Was the Big Bang really the origin of our universe? Do space and time have a beginning and an end point? Both old myths and recent concepts, such as string theory, challenge our current understanding of the universe. Leader of the ERC Research Group in Theoretical Cosmology Jean-Luc Lehners tackles these questions during a lecture at the National Library on 23 February 2023.
Below you will find a reading list compiled by Lehners, which introduces you to the subjects of cosmology and quantum theory. The selection of titles covers classic must-reads as well as newer publications, thus not only providing you with a solid base of fundamental knowledge, but also inviting you to think beyond what we know so far.

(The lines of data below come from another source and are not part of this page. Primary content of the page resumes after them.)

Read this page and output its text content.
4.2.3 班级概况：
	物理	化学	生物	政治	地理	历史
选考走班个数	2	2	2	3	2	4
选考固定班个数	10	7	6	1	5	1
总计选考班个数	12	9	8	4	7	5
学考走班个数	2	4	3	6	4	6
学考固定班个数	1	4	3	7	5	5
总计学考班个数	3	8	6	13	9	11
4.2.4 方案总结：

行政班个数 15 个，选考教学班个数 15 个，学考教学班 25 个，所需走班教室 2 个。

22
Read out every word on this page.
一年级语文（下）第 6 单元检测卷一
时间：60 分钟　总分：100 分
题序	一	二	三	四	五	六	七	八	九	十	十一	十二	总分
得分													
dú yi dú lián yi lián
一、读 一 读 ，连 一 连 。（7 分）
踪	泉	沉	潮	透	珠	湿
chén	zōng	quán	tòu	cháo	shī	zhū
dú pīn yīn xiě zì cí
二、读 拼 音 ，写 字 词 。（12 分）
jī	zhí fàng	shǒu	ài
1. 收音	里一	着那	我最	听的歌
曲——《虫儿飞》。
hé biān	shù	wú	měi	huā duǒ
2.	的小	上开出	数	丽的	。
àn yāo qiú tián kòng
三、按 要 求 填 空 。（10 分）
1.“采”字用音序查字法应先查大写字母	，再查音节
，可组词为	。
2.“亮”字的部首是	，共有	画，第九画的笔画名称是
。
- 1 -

Cosmology (Edward Harrison)
While this is a slightly older book on cosmology, Harrison provides thoughtful, in-depth discussions of the main questions people have asked about the universe. It is a rigorous, often philosophical, and far-reaching read.
Kurze Antworten auf grosse Fragen (Stephen Hawking, John Murray)

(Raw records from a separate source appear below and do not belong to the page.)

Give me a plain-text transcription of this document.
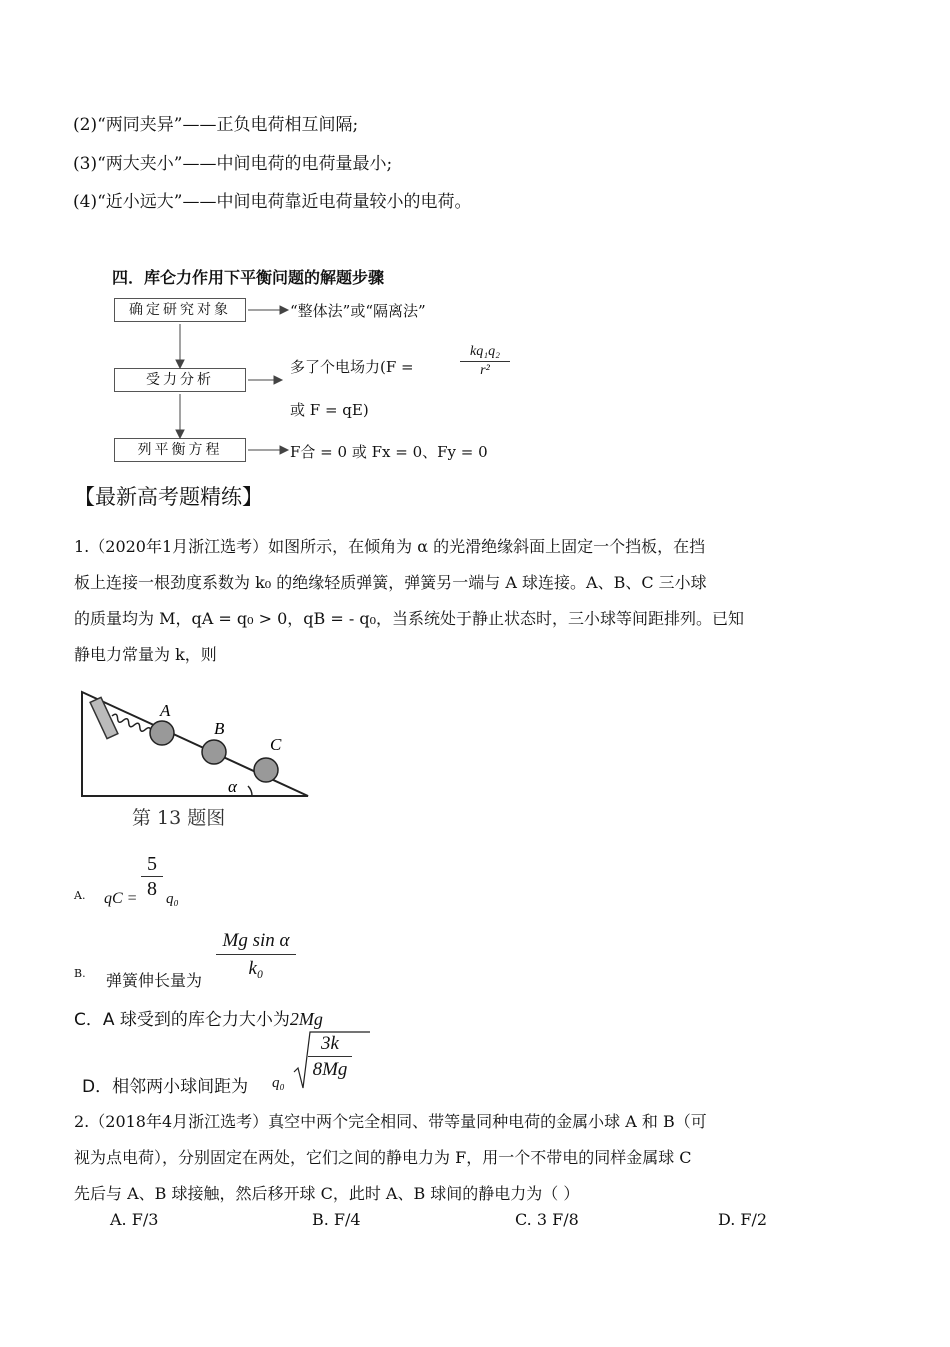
(2)“两同夹异”——正负电荷相互间隔;
(3)“两大夹小”——中间电荷的电荷量最小;
(4)“近小远大”——中间电荷靠近电荷量较小的电荷。
四．库仑力作用下平衡问题的解题步骤
确定研究对象
受力分析
列平衡方程
“整体法”或“隔离法”
多了个电场力(F =	$\frac{\text{kq₁q₂}}{\text{r²}}$
或 F = qE)
F合 = 0 或 Fx = 0、Fy = 0
【最新高考题精练】
1.（2020年1月浙江选考）如图所示，在倾角为 α 的光滑绝缘斜面上固定一个挡板，在挡
板上连接一根劲度系数为 k₀ 的绝缘轻质弹簧，弹簧另一端与 A 球连接。A、B、C 三小球
的质量均为 M，qA = q₀ > 0，qB = - q₀，当系统处于静止状态时，三小球等间距排列。已知
静电力常量为 k，则
A
B
C
α
第 13 题图
A. qC = $\frac{5}{8} q_0$
B. 弹簧伸长量为 $\frac{\text{Mg sin α}}{\text{k₀}}$
C．A 球受到的库仑力大小为2Mg
D．相邻两小球间距为 $q_0 \frac{3k}{8Mg}$
2.（2018年4月浙江选考）真空中两个完全相同、带等量同种电荷的金属小球 A 和 B（可
视为点电荷），分别固定在两处，它们之间的静电力为 F，用一个不带电的同样金属球 C
先后与 A、B 球接触，然后移开球 C，此时 A、B 球间的静电力为（ ）
A. F/3	B. F/4	C. 3 F/8	D. F/2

Dies ist eine aktualisierte und viel leichter zugängliche Version von Hawking's Klassiker. Das Buch ist vor allem interessant für Leser ohne umfangreiches Vorwissen und die sich nur einen Einblick in die Thematik verschaffen möchten.
QED, the strange theory of light and matter (Richard Feynman)
Feynman, who is considered to be one of the best physicists of the 20th century, provides an explanation of the main concepts of quantum theory. He assumes no prior knowledge of quantum physics from his readers, but does expect a good dose of open-mindedness.
Hyperspace (Michio Kaku)
Kaku's 'Hyperspace' is an inspiring book, which explores the possibilities offered by the existence of additional spatial dimensions. It is definitely worth a read!